La fluidité de l'ensemble ne s'en est jamais vraiment remise, les duos Cheyrou-Fabiano ou Fabiano-Bérenguer n'atteignant jamais le même volume de jeu. La démission in extremis de son remplaçant attitré, le Parisien Selim Benachour, optant finalement pour la nationalité tunisienne, a contraint l'équipe à composer, sur le plan technique, avec les « les moyens du bord » selon les termes sévères de Bordelais Bugnet.
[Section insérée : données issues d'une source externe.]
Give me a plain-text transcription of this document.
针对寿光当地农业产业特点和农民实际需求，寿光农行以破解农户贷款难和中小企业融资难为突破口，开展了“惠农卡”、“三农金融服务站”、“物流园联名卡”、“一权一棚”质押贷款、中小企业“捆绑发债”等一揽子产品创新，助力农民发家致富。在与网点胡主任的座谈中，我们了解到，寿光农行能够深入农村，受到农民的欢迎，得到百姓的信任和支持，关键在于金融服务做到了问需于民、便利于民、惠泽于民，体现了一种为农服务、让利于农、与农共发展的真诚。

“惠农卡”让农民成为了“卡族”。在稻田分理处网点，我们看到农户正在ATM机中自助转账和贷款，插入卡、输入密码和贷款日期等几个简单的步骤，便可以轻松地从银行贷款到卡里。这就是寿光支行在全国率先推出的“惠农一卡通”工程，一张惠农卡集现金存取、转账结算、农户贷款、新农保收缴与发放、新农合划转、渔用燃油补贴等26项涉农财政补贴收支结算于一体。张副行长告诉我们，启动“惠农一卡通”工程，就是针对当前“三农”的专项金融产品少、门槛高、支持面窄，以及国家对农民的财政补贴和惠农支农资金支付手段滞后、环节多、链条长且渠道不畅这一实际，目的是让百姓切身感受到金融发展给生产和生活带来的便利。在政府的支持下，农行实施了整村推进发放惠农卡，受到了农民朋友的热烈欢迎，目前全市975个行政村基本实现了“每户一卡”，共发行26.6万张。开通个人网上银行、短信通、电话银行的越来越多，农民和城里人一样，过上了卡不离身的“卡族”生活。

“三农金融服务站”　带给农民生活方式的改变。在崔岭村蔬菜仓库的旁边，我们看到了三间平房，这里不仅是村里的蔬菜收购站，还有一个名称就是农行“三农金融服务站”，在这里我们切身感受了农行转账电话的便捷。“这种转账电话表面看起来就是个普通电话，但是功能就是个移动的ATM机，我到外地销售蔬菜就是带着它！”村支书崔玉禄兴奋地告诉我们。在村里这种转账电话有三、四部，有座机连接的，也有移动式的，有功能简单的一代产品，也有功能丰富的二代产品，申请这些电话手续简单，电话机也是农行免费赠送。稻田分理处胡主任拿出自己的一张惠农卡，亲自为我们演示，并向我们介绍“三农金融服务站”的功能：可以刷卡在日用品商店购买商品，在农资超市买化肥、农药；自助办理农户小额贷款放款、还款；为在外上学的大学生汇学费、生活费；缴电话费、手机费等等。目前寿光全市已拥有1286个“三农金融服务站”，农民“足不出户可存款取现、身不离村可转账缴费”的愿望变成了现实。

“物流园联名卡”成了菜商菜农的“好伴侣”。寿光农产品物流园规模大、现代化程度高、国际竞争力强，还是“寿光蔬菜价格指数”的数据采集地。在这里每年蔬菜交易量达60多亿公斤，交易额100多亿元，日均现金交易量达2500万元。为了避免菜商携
Du coup, le jeu des tricolores a présenté, sur la durée, un déchet trop important pour une équipe si redoutée. « C'était parfois du hourah football » a même tranché Domenech pour caricaturer quelques séquences poussives à base de contrôles ratés, passes imprécises et relancées bâclées. Portée par un mental à toute épreuve, l'équipe a révélé une faculté intéressante à procéder par contres.
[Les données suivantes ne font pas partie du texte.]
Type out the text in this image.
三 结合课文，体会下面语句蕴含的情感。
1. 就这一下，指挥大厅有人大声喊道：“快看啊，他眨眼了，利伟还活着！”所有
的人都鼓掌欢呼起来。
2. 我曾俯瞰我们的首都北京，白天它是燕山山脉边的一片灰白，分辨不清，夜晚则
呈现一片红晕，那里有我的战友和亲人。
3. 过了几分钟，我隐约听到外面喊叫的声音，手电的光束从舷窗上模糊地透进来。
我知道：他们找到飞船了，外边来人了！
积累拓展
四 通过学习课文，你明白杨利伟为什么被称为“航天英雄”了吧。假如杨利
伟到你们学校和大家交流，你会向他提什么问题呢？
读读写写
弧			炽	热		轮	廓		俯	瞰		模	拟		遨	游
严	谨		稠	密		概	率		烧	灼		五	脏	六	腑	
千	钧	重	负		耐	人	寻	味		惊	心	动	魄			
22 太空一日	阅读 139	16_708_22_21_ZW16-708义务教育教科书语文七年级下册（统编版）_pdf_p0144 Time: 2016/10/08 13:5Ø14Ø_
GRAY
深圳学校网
La défense a été irréprochable aussi longtemps qu'elle était concentrée, la remarque valant aussi pour le gardien-capitaine Nicolas Penneteau. Mais le Paraguay et l'Argentine savent que ce ne fut pas toujours le cas. En attaque, le Mondial a permis à Djibril Cissé, très attendu après un Euro 2000 en demi-teinte (aucun but) de prendre une envergure internationale en inscrivant six buts en quatre titularisations sur ses qualités habituelles de vitesse et d'opportunisme.



Hervé Bugnet, deux buts qui ont mis les Bleus sur de bons rails (Photo L'Equipe)


Bernard Mendy, deux fois expulsé (Photo L'Equipe)

 Les joueurs : Cissé au top, Mendy voit rouge

Les principales satisfactions individuelles sont venues du secteur offensif.

Avec six buts en quatre titularisations (un penalty) et une passe décisive, Djibril Cissé a incontestablement écrasé l'équipe de France de sa présence. Dans les pires moments, la faculté de ses coéquipiers à lancer de longs ballons vers lui comme un ultime recours en disait long sur son importance dans le système de jeu. Véritable vedette en Argentine, sur les tablettes de tous les recruteurs, Cissé a marqué beaucoup de points en quelques semaines. Il est sous contrat avec Auxerre jusqu'en 2006.

Son partenaire en attaque Hervé Bugnet, qui vient de signer son premier contrat pro à Bordeaux, s'est montré en débloquant deux fois la situation lors des deux premiers matches des Bleuets, dans des positions difficiles.

Les deux attaquants tricolores n'auraient peut-être pas connu tant de réussite sans le pied gauche chirurgcal du rennais Gaël Danic qui, sur la foulée d'une fin de saison magnifique en club, a fait parler une science de la passe décisive impressionnante. Six au total, pour le tireur attitré de la plupart des coups francs et corners.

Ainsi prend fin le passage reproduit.